Immaginate di avere dei satelliti di qualsiasi tipo e che abbiate bisogno di trasferire i dati raccolti a terra. Magari siete specialisti del meteo, oppure vi occupate di fotografia satellitare oppure ancora analizzate i valori ambientali. Fino al posizionamento orbitale non avete speso grandi cifre – in proporzione al vostro business – ma poi siete costretti a scegliere: o noleggiate a lungo termine delle stazioni terrestri per i dati oppure ve le fate fabbricare spendendo circa 1 milione di dollari (o più) a sito. Beh, almeno fino ad ora era così perché Amazon ha pensato di realizzare un servizio pay-per-use (a terra) che si chiama Amazon Web Services Ground Station: la tariffa è a minuti di downlink.

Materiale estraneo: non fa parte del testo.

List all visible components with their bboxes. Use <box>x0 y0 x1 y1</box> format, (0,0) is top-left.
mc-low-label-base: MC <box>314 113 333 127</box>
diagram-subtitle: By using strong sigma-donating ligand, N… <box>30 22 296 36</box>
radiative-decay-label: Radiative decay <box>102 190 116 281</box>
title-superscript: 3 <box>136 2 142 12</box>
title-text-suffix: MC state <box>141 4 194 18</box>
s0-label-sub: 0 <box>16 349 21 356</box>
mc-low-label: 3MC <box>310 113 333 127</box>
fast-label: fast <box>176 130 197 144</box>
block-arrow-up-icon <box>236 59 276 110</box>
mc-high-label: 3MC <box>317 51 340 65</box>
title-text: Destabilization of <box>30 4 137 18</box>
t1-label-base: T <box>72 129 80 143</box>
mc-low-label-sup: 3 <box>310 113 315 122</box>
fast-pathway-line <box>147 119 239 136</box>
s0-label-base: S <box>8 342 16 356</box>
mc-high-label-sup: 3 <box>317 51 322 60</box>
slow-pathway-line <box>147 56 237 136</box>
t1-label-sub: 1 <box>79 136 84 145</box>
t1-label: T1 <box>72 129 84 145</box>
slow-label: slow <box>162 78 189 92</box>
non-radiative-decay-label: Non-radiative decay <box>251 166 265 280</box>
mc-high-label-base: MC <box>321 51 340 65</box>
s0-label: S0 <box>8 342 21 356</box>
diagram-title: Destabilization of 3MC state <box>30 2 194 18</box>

In pratica ieri il reparto cloud del colosso statunitense ha inaugurato le prime 2 delle complessive 12 stazioni terrestri che entro metà 2019 scombussoleranno il settore. “È possibile accedere a una stazione di terra con breve preavviso per gestire un evento speciale: maltempo, un disastro naturale o qualcosa di più positivo come un evento sportivo”, spiega Jeff Barr, evangelist di Amazon AWS sul sito ufficiale.

“Se è necessario accedere regolarmente a una stazione di terra per acquisire osservazioni sulla Terra o distribuire contenuti a livello mondiale, è possibile prenotare la capacità in anticipo e pagare ancora meno. AWS Ground Station è un servizio completamente gestito. Non è necessario costruire o mantenere antenne e basta concentrarsi sul proprio lavoro o ricerca”.

Amazon pensa a tutto. I dati analogici “grezzi” (raw) ricevuti dai satelliti vengono trasformati a terra in un flusso (su banda VITA 49 o VITA 49 RF su IP) e successivamente trasferiti ed elaborati su cloud (EC2) per essere indirizzati verso la destinazione finale. Una volta che tutto è in forma digitale sempre grazie ad Amazon si può approfittare dei suoi servizi di streaming (Amazon Kinesis Data Streams), processing (Rekognition e SageMaker), analisi (Redshift, Athena e QuickSight) reportistica e storage (Simple Storage Service e Glacier).

E l’ultimo pensiero non può che andare alla “pancia” di Amazon, dove un giorno potrebbero transitare tutti i dati satellitari delle aziende clienti. La policy contrattuale sarà monumentale?